Il pubblico reagì con affetto a Tutti Pazzi per Amore
La gente non si limitò soltanto a guardare le puntate, ma, anticipando il mood futuro, iniziò a condividere impressioni, citazioni, momenti musicali. Molte famiglie si riconoscevano nei conflitti adolescenziali, nei rapporti fra genitori, nei rimpianti per amori passati, nel dolore della perdita, ma anche nel desiderio di ricominciare. Qualcuno definiva lo show una “fiction che ride e piange così vicino a me”, non distante o eroica, ma fatta di imperfezioni e quotidianità. Così, con il passare del tempo, dopo il finale di stagione, il ricordo fu coltivato. Tanto che il DVD, con cofanetti che includevano making-of, backstage, extra, fu molto richiesto.Mentre clip sui social che riproducevano battute, canzoni, scene iconiche, specie nei periodi di nostalgia televisiva, ottennero migliaia di visualizzazioni. Infine, il successo internazionale, contribuì a legittimare che Tutti Pazzi per Amore non fosse solo un evento italiano, ma un prodotto con caratteristiche universali.
Guardando indietro, pertanto, lo show appare come uno spartiacque. Non in quanto abbia rivoluzionato radicalmente la fiction italiana, ma perché ha dimostrato che era possibile, per la televisione di massa, fare qualcosa che fosse al contempo popolare e raffinato, emozionale ma leggero, familiare ma non banale. Ha insegnato che la musica può essere protagonista, che i soggetti originali contano, che il cast corale con personaggi ben tratteggiati ha più presa sul pubblico di personaggi stereotipati. Ha preparato il terreno per prodotti più arditi che sarebbero arrivate in seguito, quelle che non hanno paura di sperimentare tonalità ibride. Basti pensare al dramedy (ecco le migliori dramedy recenti), alla commedia musicale e a quei formati con episodi dall’impostazione più libera.

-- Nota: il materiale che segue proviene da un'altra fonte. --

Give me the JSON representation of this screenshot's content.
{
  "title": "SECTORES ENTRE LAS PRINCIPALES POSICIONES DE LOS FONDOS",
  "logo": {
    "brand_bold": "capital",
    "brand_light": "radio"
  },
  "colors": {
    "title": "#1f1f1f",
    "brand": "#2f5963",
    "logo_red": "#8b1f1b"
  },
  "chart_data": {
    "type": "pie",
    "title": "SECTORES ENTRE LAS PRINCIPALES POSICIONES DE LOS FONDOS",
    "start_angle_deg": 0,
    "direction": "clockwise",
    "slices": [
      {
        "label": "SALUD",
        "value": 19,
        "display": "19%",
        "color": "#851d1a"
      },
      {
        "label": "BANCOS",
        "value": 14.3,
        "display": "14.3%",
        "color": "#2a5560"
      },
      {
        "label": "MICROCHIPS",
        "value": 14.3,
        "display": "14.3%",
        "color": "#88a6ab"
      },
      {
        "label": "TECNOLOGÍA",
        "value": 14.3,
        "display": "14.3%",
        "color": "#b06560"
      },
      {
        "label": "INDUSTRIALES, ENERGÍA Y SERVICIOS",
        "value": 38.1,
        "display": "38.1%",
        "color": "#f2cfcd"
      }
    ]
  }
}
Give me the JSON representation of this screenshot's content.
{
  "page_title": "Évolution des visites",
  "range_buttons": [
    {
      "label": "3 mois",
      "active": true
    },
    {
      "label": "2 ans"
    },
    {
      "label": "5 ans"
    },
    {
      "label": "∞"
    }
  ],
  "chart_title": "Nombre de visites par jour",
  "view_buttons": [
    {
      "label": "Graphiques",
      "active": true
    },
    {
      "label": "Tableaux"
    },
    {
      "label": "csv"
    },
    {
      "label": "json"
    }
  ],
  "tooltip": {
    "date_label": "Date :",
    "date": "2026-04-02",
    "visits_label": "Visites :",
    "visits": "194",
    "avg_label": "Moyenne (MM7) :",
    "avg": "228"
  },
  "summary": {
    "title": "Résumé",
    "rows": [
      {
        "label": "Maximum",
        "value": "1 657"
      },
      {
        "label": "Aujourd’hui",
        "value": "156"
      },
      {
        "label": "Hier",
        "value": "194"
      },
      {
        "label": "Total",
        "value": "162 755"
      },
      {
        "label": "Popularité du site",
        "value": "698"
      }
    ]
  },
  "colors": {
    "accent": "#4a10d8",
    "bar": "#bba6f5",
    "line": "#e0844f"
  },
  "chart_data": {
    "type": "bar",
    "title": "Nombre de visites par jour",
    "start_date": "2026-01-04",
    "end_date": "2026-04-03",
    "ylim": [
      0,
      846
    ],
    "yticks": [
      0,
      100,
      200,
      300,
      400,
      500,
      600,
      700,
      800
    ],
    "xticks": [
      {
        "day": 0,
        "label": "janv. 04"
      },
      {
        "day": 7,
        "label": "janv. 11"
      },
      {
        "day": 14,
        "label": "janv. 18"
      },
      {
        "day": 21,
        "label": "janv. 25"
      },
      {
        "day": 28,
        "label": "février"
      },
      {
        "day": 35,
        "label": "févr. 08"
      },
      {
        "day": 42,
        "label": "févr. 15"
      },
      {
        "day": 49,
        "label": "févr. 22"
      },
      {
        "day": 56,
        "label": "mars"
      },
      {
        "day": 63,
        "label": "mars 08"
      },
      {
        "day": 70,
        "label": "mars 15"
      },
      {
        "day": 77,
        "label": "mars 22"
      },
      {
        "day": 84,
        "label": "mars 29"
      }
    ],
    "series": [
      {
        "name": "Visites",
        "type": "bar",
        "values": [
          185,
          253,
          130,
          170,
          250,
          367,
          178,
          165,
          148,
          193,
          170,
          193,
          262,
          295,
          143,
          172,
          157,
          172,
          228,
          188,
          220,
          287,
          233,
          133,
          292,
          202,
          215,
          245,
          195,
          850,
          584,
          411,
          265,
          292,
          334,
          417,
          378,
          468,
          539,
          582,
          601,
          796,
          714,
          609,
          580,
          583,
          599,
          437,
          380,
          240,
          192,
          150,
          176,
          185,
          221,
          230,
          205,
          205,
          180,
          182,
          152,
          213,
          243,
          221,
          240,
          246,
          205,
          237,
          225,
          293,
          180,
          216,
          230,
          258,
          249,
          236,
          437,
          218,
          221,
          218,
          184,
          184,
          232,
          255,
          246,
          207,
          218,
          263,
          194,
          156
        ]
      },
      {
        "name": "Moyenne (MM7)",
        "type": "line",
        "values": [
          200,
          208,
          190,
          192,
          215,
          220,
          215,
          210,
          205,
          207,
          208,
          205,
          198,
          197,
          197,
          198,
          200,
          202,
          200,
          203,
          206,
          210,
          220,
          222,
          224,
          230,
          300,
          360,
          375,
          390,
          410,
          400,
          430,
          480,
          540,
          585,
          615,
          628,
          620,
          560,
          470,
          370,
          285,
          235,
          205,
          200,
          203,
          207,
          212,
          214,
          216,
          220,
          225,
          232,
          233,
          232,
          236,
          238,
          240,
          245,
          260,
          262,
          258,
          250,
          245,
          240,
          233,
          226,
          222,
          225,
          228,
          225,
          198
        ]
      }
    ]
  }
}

Non mancano alcune critiche
Una parte del pubblico, per dirne una, avrebbe voluto maggiore profondità su temi sociali come disuguaglianze, malattie, migrazioni, tensioni economiche. Dunque, più coraggio nel confronto diretto con tematiche politiche e diversità sotto vari profili, pur non essendo ancora così presenti. Ma forse, la forza di Tutti Pazzi per Amore sta proprio nel suo compromesso virtuoso, nell’essere rivoluzionaria nei modi ma rassicurante nei contenuti, nel parlare al cuore senza diventare amara, nel concedersi sogni pur restando radicata nella realtà.
Oggi, non a caso, quando si nomina la serie, molti spettatori rispondono con ricordi vividi attraverso le canzoni, alcune scene, certi dialoghi. Spesso qualcuno ritorna alle puntate su RaiPlay, anche a distanza di anni, e non possono mancare commenti del tipo: “ma non fanno più cose così” oppure “mi mancano quelle sere davanti alla Tv con tutta la famiglia”. Sembrano solo elementi sentimentali e melensi, è vero, ma costituiscono un vero patrimonio culturale. Perché, in definitiva, Tutti Pazzi per Amore ha segnato un modo di fare fiction che il pubblico, nel suo insieme, desiderava fortemente, ma non sapeva ancora chiedere.